Zurück zu unse­rem Buch: Es bean­sprucht nicht, die ers­te und zugleich ulti­ma­ti­ve Unter­su­chung zu Nik­ab­trä­ge­rin­nen in der Schweiz zu sein, son­dern es geht der Fra­ge nach, war­um die vor­find­li­che Rea­li­tät der weni­gen Nik­ab­trä­ge­rin­nen und das Bild in der media­len Debat­te in der Deutsch­schweiz (bis Früh­ling 2020) so auf­fäl­lig aus­ein­an­der­klaf­fen. Auf­merk­sam­keit fan­den bis­her vor allem die rund 35 Sei­ten zum For­schungs­stand und zu den Nik­ab­trä­ge­rin­nen in der Schweiz. Die Dis­kurs­ana­ly­se, die mit 46 Sei­ten immer­hin einen guten Drit­tel des Lauf­tex­tes unse­res Buches aus­macht, ist in der gegen­wär­ti­gen Pha­se der Debat­te prak­tisch nicht rezi­piert worden.
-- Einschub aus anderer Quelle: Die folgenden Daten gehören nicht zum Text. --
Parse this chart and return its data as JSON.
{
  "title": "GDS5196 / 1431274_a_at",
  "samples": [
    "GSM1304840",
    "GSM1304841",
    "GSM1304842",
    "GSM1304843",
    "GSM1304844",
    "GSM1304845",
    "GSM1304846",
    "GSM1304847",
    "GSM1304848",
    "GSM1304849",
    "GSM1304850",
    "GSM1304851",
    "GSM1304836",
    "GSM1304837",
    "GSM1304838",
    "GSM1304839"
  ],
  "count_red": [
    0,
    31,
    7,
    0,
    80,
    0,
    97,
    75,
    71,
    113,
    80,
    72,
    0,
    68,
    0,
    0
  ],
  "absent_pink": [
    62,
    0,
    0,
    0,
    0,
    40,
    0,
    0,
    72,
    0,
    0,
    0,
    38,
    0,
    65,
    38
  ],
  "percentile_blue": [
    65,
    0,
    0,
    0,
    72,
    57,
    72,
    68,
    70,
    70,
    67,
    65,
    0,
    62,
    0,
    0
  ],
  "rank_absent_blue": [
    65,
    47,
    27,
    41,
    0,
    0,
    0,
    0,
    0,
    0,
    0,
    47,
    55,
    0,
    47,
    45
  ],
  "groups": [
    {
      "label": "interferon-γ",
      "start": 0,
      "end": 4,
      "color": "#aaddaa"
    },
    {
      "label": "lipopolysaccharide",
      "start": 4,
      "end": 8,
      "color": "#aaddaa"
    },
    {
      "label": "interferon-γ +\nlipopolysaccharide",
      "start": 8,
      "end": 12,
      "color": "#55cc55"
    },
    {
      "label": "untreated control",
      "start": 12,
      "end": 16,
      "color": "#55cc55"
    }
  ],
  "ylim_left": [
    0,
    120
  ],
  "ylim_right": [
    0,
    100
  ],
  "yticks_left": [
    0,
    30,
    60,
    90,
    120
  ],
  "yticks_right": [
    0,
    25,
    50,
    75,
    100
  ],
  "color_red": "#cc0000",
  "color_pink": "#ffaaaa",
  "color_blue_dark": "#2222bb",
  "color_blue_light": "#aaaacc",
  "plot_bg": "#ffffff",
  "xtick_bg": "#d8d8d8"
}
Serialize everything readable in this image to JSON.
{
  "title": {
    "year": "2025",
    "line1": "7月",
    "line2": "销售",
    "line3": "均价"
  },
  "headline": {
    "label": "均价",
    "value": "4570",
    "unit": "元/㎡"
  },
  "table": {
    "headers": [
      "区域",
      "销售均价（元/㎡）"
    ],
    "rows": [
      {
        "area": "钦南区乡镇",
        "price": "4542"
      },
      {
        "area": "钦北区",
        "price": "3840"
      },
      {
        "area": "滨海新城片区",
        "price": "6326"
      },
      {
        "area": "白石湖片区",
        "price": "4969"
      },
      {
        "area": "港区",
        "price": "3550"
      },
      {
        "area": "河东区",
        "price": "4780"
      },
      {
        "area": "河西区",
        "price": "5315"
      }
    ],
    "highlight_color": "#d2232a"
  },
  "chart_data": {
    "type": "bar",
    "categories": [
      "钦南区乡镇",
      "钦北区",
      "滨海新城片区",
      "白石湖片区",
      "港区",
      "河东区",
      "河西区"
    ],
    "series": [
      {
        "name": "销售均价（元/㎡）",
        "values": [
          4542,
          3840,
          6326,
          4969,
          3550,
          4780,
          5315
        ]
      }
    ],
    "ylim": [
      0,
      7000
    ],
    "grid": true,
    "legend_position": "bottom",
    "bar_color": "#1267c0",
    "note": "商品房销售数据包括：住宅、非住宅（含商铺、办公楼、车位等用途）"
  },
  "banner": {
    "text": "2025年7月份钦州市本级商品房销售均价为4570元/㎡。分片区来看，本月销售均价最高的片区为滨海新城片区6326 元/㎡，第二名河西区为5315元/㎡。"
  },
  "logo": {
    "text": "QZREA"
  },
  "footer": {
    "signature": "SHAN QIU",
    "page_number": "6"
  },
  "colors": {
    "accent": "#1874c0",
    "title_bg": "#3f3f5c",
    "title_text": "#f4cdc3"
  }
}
Auch Nadia Baghda­di for­mu­liert in ihrem Debat­ten­bei­trag als – von mir unter­stütz­tes – Desi­de­rat, dass wei­te­re For­schung zei­gen möge, «auf wel­che reli­giö­sen Auto­ri­tä­ten sich Nikab-Trä­ge­rin­nen bezie­hen und wie sie kon­kret prak­ti­zie­ren». Zugleich nimmt sie als ers­te Stim­me die Befun­de der Dis­kurs­ana­ly­se brei­ter auf und ver­knüpft sie mit dem Kon­zept des gen­der­na­ti­vism, das Jani­ne Dahin­den und Ste­fan Man­ser-Egli jüngst an die­ser Stel­le vor­ge­stellt haben. Die­sen Ansatz hal­te auch ich für lohnenswert.

Baghda­di stellt auch die wich­ti­ge Fra­ge, «wel­che Aus­wir­kun­gen die Bur­ka-Dis­kur­se auf die brei­te mus­li­mi­sche Bevöl­ke­rung haben». Die­se Aus­wir­kun­gen zu unter­su­chen, lag eben­so­we­nig im Anspruch des Buches wie die Fra­ge nach ideo­lo­gi­schen Ein­flüs­sen. Sie ist gleich­wohl nicht min­der wich­tig, denn womög­lich ist die rea­li­täts­for­men­de Kraft des vor­herr­schen­den Dis­kur­ses in der Mehr­heits­ge­sell­schaft noch wirk­sa­mer als Lehr­sät­ze fer­ner Scheichs.

Als Fazit zum aktu­el­len Stand der Debat­te unter Ange­hö­ri­gen der sci­en­ti­fic com­mu­ni­ty hal­te ich dem­nach als Ant­wort auf den Titel über Elham Mane­as Debat­ten­bei­trag fest: Ja, natür­lich ist der Kon­text wich­tig, aber dar­in sind eben Ideo­lo­gien nur ein Teil, den man gegen­über ande­ren Tei­len nicht über­be­wer­ten darf, will man den plum­pen Fal­len der öffent­li­chen Bur­ka-Debat­te ausweichen.